Idham memaparkan, sebagaimana dalam UUPA nomor 23 thn 2002 dn juga telah dituangkan ke dlm UUPA no 35 tahun 2014, bahwa anak adalah titipan dari Allah SWT, Tuhan Yang Maha Esa, yang di dalam dirinya terdapat harkat dan martabat sebagai manusia yang seutuhnya. “Anak adalah harapan orang tua dan keluarganya, dan anak adalah aset negara, harapan bangsa dan Negara. Maka oleh sebab itu, Orang tua khususnya, keluarga, masyarakat pemerintah dan Negara punya hak dan tanggung jawab atas perlindungan anak, tapi kenyataannya, berbagai jenis kekerasan terhadap anak dari tahun ke tahun makin marak bahkan sampai ke pembunuhannya seperti yg kita saksikan saat ini,” ia prihatin.
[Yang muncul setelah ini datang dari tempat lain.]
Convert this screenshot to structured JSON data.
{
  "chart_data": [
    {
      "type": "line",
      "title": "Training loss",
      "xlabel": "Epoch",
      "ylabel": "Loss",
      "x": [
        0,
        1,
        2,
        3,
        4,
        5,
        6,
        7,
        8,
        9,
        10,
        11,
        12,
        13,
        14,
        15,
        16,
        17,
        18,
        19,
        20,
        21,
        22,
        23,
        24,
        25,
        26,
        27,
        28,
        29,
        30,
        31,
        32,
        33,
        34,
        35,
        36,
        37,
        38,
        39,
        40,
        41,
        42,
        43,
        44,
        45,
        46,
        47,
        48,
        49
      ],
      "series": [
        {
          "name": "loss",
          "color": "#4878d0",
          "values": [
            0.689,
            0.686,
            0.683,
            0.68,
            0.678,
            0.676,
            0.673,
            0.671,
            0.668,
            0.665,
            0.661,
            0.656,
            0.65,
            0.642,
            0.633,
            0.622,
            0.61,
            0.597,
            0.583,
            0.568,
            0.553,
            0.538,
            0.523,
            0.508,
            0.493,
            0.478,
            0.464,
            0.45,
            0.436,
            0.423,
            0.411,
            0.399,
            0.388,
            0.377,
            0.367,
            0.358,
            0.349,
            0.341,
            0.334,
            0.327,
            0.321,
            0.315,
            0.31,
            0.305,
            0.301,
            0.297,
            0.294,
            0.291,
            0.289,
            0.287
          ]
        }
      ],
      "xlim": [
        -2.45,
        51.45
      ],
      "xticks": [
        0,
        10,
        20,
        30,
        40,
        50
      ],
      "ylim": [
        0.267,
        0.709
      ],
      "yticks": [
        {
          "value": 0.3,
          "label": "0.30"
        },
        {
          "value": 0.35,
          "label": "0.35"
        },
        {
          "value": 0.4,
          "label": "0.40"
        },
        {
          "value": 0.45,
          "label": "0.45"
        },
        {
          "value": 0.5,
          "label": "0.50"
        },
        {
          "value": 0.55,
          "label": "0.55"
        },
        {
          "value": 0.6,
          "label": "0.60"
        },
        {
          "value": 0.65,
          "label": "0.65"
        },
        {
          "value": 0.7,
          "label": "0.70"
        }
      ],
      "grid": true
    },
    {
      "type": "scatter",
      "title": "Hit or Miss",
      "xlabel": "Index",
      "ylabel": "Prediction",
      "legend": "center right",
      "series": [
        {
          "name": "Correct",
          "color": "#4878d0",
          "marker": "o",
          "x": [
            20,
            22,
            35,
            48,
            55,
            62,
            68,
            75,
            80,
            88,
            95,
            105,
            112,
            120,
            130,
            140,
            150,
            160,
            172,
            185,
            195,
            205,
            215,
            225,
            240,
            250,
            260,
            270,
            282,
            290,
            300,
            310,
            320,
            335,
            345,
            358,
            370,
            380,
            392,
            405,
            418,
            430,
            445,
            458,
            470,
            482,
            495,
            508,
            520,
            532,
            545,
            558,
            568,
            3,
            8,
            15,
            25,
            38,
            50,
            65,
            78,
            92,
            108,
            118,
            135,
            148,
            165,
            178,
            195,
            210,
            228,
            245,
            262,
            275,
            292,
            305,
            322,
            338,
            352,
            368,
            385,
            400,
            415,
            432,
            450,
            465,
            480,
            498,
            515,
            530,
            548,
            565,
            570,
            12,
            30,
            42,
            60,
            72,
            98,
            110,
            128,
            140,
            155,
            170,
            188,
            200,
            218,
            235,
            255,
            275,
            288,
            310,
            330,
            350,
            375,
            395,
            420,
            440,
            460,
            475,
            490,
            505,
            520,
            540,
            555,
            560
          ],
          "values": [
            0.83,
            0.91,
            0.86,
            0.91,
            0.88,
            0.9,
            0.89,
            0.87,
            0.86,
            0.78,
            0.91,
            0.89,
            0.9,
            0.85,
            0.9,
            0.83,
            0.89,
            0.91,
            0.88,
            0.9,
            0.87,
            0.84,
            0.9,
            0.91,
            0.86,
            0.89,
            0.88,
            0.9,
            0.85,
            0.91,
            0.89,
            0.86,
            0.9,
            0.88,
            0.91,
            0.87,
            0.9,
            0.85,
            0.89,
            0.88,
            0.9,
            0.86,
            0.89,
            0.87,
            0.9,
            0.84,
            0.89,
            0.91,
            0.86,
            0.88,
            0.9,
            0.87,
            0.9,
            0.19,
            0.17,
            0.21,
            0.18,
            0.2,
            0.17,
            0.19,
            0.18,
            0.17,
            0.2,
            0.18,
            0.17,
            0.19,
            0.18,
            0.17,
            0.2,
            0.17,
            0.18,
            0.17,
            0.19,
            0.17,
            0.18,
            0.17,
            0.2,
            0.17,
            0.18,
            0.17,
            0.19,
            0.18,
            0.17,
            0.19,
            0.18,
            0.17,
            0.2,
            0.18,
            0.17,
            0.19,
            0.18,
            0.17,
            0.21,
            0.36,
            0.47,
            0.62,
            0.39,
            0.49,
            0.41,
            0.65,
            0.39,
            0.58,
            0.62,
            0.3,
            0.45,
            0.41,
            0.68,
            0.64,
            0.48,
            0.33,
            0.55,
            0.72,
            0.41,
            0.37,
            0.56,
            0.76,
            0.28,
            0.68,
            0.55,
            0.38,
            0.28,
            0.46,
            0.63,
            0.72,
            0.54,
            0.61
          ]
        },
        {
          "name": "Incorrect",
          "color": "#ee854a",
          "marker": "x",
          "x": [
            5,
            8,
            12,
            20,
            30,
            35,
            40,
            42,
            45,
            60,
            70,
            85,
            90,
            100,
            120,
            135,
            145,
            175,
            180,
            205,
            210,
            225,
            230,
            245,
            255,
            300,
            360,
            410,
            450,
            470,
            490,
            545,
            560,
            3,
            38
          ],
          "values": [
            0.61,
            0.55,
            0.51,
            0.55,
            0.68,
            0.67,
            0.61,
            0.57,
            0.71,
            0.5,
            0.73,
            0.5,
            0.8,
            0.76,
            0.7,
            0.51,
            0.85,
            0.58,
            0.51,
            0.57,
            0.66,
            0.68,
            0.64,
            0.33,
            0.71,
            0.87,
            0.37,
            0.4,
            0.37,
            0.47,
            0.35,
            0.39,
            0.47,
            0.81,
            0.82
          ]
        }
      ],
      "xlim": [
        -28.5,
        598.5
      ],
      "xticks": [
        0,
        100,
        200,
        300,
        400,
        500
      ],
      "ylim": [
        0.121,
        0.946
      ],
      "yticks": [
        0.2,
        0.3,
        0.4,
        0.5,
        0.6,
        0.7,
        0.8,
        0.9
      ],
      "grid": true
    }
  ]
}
Maka dari itu, Idham berharap pemerintah lebih menaruh perhatian dari segi anggaran kepada lembaga sosial yang harus melakukan pendampingan pada anak korban kekerasan. “Misal, dalam hal ini ada dari pihak salah satu lembaga pekerja sosial anak atau misalnya LPA mau lakukan sosialisasi UU tersebut di atas, kegiatan pendampingan korban kekerasan terhadap anak atau ABH, dn kegiatan anak lainnya,”
“Dalam hal ini, dinas BP3A-KB dn Dinas Sosial di Daerah kurang merespon.
Anak-anak di jalanan yang seharusnya usia mereka belajar dan bermain tapi dibiarkan berkeliaran di jalanan sampai larut malam; dieksploitasi oleh oknum orang tua dan orang luar, serta lembaga yang tidak bertanggungjawab,” pungkasnya.